Lorenz hatte angemerkt, dass der historische Park es verdient hätte, den Verkehr möglichst herauszuhalten: "Hierzu sollte überprüft werden, ob die Bundesstraße (Tiergartenstraße) auf eine alternative Streckenführung außerhalb des über zwei Alleendreiecke definierten Gartendenkmals Neuer Tiergarten verlegt werden könnte", heißt es in ihren Ausführungen zum Parkpflegewerk. Alternativ schlägt die Planerin "eine Entwicklung der Tiergartenstraße mit Unterordnung der Verkehrsnutzung in ein gestalterisches Gesamtkonzept sowie einer Verkehrsberuhigung" vor.

Ein richtiger Vorschlag: Der Park hätte es verdient, verkehrsberuhigt zu werden, schließlich gehört er zu den ausgezeichneten Gartenkunstwerken in Europa. Lorenz zunächst wertfrei gemachter Vorschlag bekommt aber für die Bewohner Donsbrüggens, die seit Jahren auf eine Beruhigung ihrer Ortsdurchfahrt warten, einen anderen Zungenschlag: Sie fürchten, dass die Querspange wieder aus der Kiste kommt.

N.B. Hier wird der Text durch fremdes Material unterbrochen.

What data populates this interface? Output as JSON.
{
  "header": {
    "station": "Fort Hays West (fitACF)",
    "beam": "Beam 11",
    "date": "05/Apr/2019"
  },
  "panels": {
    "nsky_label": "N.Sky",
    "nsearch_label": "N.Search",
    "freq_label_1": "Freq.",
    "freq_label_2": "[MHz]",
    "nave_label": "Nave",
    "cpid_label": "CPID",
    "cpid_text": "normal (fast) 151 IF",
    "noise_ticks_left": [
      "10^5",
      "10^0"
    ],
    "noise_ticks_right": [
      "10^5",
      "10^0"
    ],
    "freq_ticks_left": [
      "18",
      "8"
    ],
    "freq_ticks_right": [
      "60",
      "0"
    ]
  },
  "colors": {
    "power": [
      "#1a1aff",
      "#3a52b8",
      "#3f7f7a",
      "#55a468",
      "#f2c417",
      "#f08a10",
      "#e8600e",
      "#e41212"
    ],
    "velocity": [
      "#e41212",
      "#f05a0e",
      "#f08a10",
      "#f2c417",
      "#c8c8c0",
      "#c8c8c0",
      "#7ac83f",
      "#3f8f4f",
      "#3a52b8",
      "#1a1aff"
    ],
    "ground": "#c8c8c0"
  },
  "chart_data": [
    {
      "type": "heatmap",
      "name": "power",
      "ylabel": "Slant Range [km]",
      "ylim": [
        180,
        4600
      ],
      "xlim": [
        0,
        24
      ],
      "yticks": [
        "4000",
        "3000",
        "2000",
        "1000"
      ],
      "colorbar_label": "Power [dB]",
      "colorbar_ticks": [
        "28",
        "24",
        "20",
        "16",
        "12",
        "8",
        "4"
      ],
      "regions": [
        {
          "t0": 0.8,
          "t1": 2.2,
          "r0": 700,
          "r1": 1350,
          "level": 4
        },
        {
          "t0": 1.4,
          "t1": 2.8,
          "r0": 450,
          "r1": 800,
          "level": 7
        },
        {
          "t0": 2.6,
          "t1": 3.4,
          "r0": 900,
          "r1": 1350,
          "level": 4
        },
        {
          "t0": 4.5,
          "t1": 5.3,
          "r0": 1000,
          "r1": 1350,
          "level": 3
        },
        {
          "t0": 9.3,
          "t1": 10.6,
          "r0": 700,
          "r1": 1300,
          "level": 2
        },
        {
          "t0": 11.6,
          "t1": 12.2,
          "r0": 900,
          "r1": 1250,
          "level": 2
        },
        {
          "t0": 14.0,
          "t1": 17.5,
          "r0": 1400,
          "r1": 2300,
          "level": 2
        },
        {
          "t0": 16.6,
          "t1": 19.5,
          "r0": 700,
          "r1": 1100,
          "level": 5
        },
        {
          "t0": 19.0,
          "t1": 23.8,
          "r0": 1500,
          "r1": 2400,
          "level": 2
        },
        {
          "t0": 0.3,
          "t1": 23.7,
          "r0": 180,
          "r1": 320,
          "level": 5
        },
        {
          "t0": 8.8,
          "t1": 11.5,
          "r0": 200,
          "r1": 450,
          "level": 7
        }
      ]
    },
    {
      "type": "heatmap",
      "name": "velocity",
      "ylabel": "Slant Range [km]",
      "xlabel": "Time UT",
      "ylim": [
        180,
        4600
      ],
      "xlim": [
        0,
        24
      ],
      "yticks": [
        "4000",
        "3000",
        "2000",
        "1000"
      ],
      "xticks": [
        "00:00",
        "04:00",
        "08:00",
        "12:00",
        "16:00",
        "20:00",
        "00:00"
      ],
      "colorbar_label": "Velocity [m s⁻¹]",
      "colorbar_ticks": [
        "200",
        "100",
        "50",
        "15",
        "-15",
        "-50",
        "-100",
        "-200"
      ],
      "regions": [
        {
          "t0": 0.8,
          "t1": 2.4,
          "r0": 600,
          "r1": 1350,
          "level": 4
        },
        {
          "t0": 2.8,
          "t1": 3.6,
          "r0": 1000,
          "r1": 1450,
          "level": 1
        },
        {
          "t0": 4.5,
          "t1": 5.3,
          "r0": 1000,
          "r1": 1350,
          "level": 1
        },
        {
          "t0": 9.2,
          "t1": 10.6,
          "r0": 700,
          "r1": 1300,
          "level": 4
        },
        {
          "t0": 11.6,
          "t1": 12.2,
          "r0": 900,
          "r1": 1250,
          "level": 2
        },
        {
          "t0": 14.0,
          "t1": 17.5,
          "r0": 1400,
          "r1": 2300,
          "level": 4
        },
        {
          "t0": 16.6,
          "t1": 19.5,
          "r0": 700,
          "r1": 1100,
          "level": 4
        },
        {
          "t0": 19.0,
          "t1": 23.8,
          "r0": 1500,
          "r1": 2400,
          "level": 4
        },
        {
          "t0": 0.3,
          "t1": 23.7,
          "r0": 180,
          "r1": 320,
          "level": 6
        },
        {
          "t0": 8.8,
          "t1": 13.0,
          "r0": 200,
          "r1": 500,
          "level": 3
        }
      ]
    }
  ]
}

Und mit der Querspange, so die Argumentation vieler, gibt's keine Umgehung Donsbrüggens.

"Durch ein Parkpflegewerk kann keine Straße umgelegt werden", beteuerte hingegen Kleves Technischer Beigeordneter Jürgen Rauer. Das unterstrich auch Ausschuss-Vorsitzender Michael Bay, der daran erinnerte, dass hier das Parkpflegewerk für den Neuen Tiergarten anstehe und man nicht daran denke, die Querspange wieder hervorzuholen.

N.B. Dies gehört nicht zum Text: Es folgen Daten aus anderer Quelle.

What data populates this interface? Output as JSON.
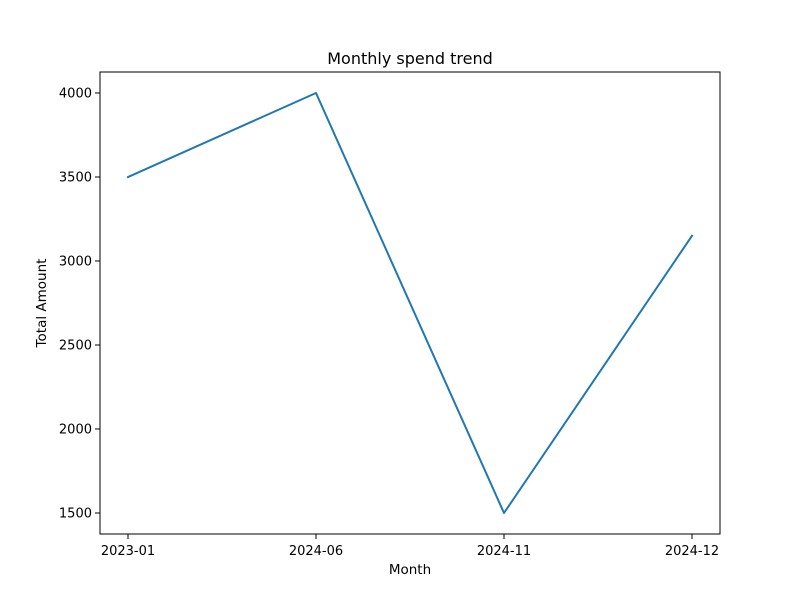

Josef Gietemann von der SPD in Kleve hingegen äußerste schwere Bedenken gegen diesen Satz: "Darüber müssen wir diskutieren, das können wir nicht unkommentiert stehenlassen", sagte der Sozialdemokrat. Auch Förster Gerhard Thomas, beratendes Ausschussmitglied für die CDU im Ausschuss, teilte die Bedenken Josef Gietemanns. Schließlich führe die Querspange durch sensible Bereiche, sagte er. Werner Verhoeven von der CDU betonte, dass seiner Partei das Parkpflegewerk sehr am Herzen liege und man sich darauf konzentrieren solle. Es gelte ein Werk zu verabschieden, wie man es im Kulturausschuss besprochen habe, das langfristig die bedeutenden Gärten Kleves sichere.

Rauer hob hervor, dass Parkpflegewerke über lange Zeiträume geschrieben werden und nicht zeitnah alle darin beschriebenen Maßnahmen umgesetzt werden. Die einzelnen Maßnahmen würden dann ja auch wieder, wenn sie anstehen, den Fachausschüssen vorgestellt und müssten jeweils wieder beschlossen werden. Vor diesem Hintergrund sei es aber auch angebracht, über eine Beruhigung oder Entlastung der Bundesstraße, die den Park zerteilt, nachzudenken, mahnte der technische Beigeordnete. Vielleicht würde eine solche Diskussion ohne Querspange auch die Bürger in Donsbrüggen beruhigen, dass diese Planung wirklich tief unten in den Schublagen liegt.

Der Punkt geht in die Fraktionsberatung und wird frühestens im Hauptausschuss abgestimmt, der am 29. März, 17 Uhr, im Blauen Salon der Stadthalle tagt.